As descobertas mostram que a ocorrência, ou não, da tragédia dependerá do que faremos. No entanto, há décadas, cientistas alertam que a queima de combustíveis fósseis libera gases, como o dióxido de carbono, que aquecem o planeta. E o que fizemos? Segundo o Painel Intergovernamental sobre Mudanças Climáticas, as emissões anuais de CO2, desde 1990, subiram cerca de 50%. Isso, com certeza, não ajuda a enfrentar a crise climática.

Na esperança de deter o aquecimento global, a ciência aponta que as emissões têm que atingir o zero líquido, ou seja, equilibrar a quantidade de gases emitidos com a quantidade removida da atmosfera. Como parte do aquecimento, principalmente nos oceanos, já é irreversível, isso significa que, para retornarmos aos limites de 1,5 °C e abaixo, teremos que alcançar “emissões líquidas negativas”.

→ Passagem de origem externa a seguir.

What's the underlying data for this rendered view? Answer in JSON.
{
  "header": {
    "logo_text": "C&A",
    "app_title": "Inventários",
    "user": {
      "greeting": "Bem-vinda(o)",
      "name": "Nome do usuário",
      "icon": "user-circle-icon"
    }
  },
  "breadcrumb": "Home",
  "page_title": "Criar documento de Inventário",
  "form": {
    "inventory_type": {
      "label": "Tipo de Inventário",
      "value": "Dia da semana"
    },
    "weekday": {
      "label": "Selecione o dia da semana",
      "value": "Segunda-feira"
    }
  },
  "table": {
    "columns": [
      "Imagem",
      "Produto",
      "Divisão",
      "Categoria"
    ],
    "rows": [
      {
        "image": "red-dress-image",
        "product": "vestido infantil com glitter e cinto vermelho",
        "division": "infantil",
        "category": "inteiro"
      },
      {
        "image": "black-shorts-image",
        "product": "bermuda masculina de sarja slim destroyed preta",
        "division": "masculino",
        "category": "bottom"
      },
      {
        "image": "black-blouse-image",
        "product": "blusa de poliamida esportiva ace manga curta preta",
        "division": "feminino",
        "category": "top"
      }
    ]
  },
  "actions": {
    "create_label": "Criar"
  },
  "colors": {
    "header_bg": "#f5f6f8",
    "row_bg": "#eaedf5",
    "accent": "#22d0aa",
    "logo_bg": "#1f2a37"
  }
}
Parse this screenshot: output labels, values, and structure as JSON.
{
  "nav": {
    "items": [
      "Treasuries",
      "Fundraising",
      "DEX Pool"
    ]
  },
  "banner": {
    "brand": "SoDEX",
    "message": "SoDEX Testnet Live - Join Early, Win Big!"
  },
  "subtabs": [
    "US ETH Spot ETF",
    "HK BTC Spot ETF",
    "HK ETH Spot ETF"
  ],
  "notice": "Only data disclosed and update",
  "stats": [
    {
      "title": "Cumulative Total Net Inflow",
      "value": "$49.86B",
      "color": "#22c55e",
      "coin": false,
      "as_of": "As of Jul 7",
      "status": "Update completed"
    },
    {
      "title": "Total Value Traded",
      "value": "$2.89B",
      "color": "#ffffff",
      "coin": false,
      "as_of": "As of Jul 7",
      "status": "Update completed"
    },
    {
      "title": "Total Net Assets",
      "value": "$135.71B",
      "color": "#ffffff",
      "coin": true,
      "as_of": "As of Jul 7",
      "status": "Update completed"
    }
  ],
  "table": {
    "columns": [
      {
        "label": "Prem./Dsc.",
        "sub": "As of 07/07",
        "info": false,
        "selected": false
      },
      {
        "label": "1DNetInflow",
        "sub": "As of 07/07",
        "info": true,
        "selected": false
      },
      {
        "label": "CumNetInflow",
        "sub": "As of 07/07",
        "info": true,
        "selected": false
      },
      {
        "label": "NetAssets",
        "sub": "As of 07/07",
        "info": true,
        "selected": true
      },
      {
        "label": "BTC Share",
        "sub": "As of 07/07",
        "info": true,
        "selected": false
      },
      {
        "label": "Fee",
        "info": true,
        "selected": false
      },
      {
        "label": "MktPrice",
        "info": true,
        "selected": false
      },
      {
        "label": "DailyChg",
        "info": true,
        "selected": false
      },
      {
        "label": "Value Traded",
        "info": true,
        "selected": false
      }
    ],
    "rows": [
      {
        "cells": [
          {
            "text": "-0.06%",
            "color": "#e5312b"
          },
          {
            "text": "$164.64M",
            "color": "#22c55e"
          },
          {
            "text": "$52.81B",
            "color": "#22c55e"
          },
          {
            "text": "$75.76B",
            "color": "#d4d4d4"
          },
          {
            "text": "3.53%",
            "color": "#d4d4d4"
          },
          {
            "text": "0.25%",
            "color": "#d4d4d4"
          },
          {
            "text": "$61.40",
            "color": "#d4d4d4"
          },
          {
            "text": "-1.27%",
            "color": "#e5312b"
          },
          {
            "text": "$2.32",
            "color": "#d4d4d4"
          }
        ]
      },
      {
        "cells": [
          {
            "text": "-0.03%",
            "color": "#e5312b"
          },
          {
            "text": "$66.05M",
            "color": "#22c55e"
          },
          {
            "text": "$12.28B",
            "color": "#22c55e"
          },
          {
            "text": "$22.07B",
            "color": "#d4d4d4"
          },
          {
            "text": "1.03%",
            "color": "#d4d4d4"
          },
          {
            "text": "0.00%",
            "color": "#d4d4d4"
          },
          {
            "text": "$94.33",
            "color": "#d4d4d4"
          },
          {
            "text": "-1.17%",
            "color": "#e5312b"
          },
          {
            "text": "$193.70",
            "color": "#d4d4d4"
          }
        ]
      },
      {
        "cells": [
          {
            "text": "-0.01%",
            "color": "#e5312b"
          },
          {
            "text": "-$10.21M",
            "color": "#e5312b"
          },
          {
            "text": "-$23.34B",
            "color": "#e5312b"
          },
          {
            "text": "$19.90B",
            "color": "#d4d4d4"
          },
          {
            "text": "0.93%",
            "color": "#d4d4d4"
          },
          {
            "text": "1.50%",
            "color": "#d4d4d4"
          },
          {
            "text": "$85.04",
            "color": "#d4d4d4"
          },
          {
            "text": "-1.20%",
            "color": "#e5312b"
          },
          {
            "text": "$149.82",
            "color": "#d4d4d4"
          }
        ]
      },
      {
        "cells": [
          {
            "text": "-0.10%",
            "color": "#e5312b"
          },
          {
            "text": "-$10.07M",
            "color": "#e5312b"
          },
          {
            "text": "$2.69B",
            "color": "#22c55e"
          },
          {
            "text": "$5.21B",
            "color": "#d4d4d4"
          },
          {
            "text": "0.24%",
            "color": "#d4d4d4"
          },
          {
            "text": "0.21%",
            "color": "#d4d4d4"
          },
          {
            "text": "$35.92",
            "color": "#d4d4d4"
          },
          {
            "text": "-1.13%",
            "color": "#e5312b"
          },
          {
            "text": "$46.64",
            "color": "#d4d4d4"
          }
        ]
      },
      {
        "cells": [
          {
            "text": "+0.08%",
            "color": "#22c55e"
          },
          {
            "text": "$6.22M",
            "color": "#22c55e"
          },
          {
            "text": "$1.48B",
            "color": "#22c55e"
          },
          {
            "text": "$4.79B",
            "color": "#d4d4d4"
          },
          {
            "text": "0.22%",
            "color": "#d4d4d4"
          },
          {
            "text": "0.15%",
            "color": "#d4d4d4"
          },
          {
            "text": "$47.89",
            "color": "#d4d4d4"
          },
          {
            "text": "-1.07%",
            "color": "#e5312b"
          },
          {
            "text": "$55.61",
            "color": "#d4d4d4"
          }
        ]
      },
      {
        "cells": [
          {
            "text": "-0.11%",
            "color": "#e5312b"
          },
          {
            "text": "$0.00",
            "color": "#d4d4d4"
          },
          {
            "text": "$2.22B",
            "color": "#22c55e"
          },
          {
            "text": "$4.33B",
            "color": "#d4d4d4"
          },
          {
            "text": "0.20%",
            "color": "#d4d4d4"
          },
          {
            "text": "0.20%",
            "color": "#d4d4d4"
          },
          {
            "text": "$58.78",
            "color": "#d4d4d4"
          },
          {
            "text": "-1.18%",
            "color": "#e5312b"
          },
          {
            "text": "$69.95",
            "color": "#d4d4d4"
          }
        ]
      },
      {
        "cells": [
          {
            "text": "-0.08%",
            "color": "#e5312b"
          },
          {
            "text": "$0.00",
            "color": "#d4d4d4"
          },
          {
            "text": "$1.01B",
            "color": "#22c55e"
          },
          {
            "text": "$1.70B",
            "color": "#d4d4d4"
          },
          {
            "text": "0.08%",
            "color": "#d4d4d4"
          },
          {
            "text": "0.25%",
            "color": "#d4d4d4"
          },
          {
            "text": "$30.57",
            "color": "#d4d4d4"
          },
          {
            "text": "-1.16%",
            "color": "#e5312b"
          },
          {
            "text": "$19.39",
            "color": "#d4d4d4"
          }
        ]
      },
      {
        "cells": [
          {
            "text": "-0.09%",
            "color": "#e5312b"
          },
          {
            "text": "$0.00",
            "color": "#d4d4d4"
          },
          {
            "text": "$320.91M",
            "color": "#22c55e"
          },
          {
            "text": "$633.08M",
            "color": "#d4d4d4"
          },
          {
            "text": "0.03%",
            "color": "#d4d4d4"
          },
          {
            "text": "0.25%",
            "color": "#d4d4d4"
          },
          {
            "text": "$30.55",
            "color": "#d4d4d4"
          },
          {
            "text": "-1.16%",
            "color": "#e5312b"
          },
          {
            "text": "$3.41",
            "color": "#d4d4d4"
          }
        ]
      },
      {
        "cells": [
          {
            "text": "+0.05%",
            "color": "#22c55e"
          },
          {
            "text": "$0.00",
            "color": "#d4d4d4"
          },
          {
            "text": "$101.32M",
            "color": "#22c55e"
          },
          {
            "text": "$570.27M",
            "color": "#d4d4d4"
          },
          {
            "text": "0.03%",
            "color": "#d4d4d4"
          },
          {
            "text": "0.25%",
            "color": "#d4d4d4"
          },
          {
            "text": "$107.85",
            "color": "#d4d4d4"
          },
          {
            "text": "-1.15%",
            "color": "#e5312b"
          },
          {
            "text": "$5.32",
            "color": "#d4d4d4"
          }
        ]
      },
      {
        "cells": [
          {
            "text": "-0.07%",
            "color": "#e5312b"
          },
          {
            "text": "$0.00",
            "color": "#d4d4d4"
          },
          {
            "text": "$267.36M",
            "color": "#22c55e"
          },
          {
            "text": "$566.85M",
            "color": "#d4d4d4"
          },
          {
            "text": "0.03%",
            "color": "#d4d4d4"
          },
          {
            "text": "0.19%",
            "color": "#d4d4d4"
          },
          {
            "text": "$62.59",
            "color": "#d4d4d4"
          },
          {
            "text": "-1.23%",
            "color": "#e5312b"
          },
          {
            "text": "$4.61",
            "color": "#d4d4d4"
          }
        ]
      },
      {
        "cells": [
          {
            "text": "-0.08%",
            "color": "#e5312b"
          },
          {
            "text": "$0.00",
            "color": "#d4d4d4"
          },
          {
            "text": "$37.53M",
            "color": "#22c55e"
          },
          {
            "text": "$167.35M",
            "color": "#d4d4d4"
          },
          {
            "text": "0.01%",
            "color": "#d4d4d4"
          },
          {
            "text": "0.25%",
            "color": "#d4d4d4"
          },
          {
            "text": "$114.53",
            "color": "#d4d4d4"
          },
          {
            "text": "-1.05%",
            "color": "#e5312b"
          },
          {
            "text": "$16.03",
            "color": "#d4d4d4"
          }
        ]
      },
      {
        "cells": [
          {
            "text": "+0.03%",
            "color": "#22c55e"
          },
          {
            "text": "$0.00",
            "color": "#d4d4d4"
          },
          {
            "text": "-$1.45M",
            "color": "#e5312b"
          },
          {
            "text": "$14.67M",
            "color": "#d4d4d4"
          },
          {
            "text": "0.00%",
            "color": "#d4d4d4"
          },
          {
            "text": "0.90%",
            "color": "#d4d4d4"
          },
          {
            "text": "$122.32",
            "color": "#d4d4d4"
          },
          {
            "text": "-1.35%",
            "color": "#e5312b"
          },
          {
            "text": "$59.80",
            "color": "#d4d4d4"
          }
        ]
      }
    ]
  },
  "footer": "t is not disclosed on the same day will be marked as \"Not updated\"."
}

Portanto, evitar que a tragédia ocorra dependerá exclusivamente das decisões humanas, a partir de agora. Evitar consequências catastróficas dependerá da adoção de medidas drásticas, como a transição para energias limpas e a remoção de gases de efeito estufa da atmosfera. Porém, o que se espera agora é que a retirada dos EUA do Acordo de Paris, anunciada pelo presidente Donald Trump, não atrapalhe o progresso feito até agora pelo resto do mundo.